Travel advertisements paint the resort city as the tranquil city by the ocean, but Tuesday night, the political waters roiled as debate over mandatory masking up in the schools turned ugly. The public comment period stretched on for hours and the meeting continued past midnight.

When citizen speaker Tara Chang was told her time was up to speak before the board, she stormed off the podium and shouted a two-syllable profane expression that was accompanied by a profane gesture.

Hughes, a board member who voted against the city mask mandate, told 10 On Your Side she was not present when Chang spoke before the public and board members. Hughes told 10 On Your Side Chang’s comments were not socially acceptable and that she will review recordings of the meeting.

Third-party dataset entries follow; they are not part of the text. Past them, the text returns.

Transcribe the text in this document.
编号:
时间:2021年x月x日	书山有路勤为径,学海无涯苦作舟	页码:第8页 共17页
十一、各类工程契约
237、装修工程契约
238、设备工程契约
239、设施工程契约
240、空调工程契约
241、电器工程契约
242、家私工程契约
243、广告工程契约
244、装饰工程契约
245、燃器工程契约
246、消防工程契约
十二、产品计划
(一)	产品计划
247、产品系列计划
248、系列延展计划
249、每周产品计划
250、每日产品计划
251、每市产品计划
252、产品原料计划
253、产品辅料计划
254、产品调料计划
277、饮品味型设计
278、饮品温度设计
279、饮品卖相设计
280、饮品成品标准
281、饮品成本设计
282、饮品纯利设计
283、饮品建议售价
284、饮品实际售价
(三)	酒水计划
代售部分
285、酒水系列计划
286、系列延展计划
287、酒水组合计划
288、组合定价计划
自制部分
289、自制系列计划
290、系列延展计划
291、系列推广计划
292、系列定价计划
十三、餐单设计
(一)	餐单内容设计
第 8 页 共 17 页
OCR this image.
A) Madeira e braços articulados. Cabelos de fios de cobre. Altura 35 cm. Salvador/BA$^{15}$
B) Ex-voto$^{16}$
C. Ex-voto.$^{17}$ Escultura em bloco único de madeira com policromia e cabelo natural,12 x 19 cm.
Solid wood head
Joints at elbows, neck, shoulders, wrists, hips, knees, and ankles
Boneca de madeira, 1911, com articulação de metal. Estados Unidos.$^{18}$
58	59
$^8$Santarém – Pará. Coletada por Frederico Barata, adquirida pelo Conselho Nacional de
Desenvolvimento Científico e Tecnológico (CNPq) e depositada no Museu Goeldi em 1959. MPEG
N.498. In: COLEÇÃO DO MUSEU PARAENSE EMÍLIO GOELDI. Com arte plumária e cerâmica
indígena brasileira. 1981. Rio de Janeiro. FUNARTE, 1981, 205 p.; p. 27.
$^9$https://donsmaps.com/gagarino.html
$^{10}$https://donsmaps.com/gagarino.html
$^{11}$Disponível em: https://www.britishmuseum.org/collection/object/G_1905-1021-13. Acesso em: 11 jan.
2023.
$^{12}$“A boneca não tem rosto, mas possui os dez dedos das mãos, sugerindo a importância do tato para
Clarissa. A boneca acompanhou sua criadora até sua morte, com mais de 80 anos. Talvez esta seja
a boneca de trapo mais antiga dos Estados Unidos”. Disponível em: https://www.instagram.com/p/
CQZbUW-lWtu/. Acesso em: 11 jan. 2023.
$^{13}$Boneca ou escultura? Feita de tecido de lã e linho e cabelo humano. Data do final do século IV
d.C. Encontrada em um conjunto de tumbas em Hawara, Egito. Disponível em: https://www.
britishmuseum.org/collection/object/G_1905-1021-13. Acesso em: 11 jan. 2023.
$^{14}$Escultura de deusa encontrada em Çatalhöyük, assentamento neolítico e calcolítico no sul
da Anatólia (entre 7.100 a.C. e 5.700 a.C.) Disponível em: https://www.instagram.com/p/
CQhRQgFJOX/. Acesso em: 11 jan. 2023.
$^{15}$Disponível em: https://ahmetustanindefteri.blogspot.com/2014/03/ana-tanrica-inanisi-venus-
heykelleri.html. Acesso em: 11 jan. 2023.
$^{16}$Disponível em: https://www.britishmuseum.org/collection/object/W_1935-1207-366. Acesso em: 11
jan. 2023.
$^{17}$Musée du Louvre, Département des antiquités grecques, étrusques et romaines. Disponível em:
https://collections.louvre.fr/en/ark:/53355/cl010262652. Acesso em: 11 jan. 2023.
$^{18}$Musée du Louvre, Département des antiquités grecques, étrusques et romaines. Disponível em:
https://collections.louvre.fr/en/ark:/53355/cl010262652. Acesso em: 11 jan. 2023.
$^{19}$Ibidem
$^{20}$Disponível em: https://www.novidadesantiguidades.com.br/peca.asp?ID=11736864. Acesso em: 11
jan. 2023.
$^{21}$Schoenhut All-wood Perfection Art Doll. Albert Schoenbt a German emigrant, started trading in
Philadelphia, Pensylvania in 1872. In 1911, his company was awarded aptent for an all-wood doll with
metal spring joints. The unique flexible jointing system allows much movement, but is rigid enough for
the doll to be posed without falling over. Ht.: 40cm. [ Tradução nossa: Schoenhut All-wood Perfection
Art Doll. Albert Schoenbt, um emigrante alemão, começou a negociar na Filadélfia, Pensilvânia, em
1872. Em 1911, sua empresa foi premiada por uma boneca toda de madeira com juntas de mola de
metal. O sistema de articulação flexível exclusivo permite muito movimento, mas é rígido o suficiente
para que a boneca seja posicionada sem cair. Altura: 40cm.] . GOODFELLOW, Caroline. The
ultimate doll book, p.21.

Hughes was present the next day when a school board committee moved forward with plans to add the administration building to the list of school facilities and activities where guns are banned. Again, Hughes voted no, after challenging fellow board member Beverly Anderson. Anderson, reflecting on the tense Tuesday board meeting offered this assessment:

Anderson: “We have a building right next door [the former Building 2 at the Municipal Center where 13 people were killed] that shows that firearms can be very detrimental.”
Hughes: “We have one right next door [Building 2] that shows if employees had been able to defend themselves, a lot more might be here.” 

The amendment passed in committee and the full board could vote on the gun ban in four weeks.

Hughes is calling on her supporters to make sure their voices are heard when the full panel considers the committee recommendation to add the administration building to the list of school facilities and activities where guns are banned.

Hughes suggested that some of her colleagues on the school board have a double standard in considering the gun ban.

“When their friends come in and bash me or some of my colleagues who think like I do, they don’t consider them a danger. They only consider it a danger when someone disagrees with them. I can disagree with you all day long and I’m not going to shoot you. Disagreement and anger doesn’t mean you are in any sort of danger,” said Hughes.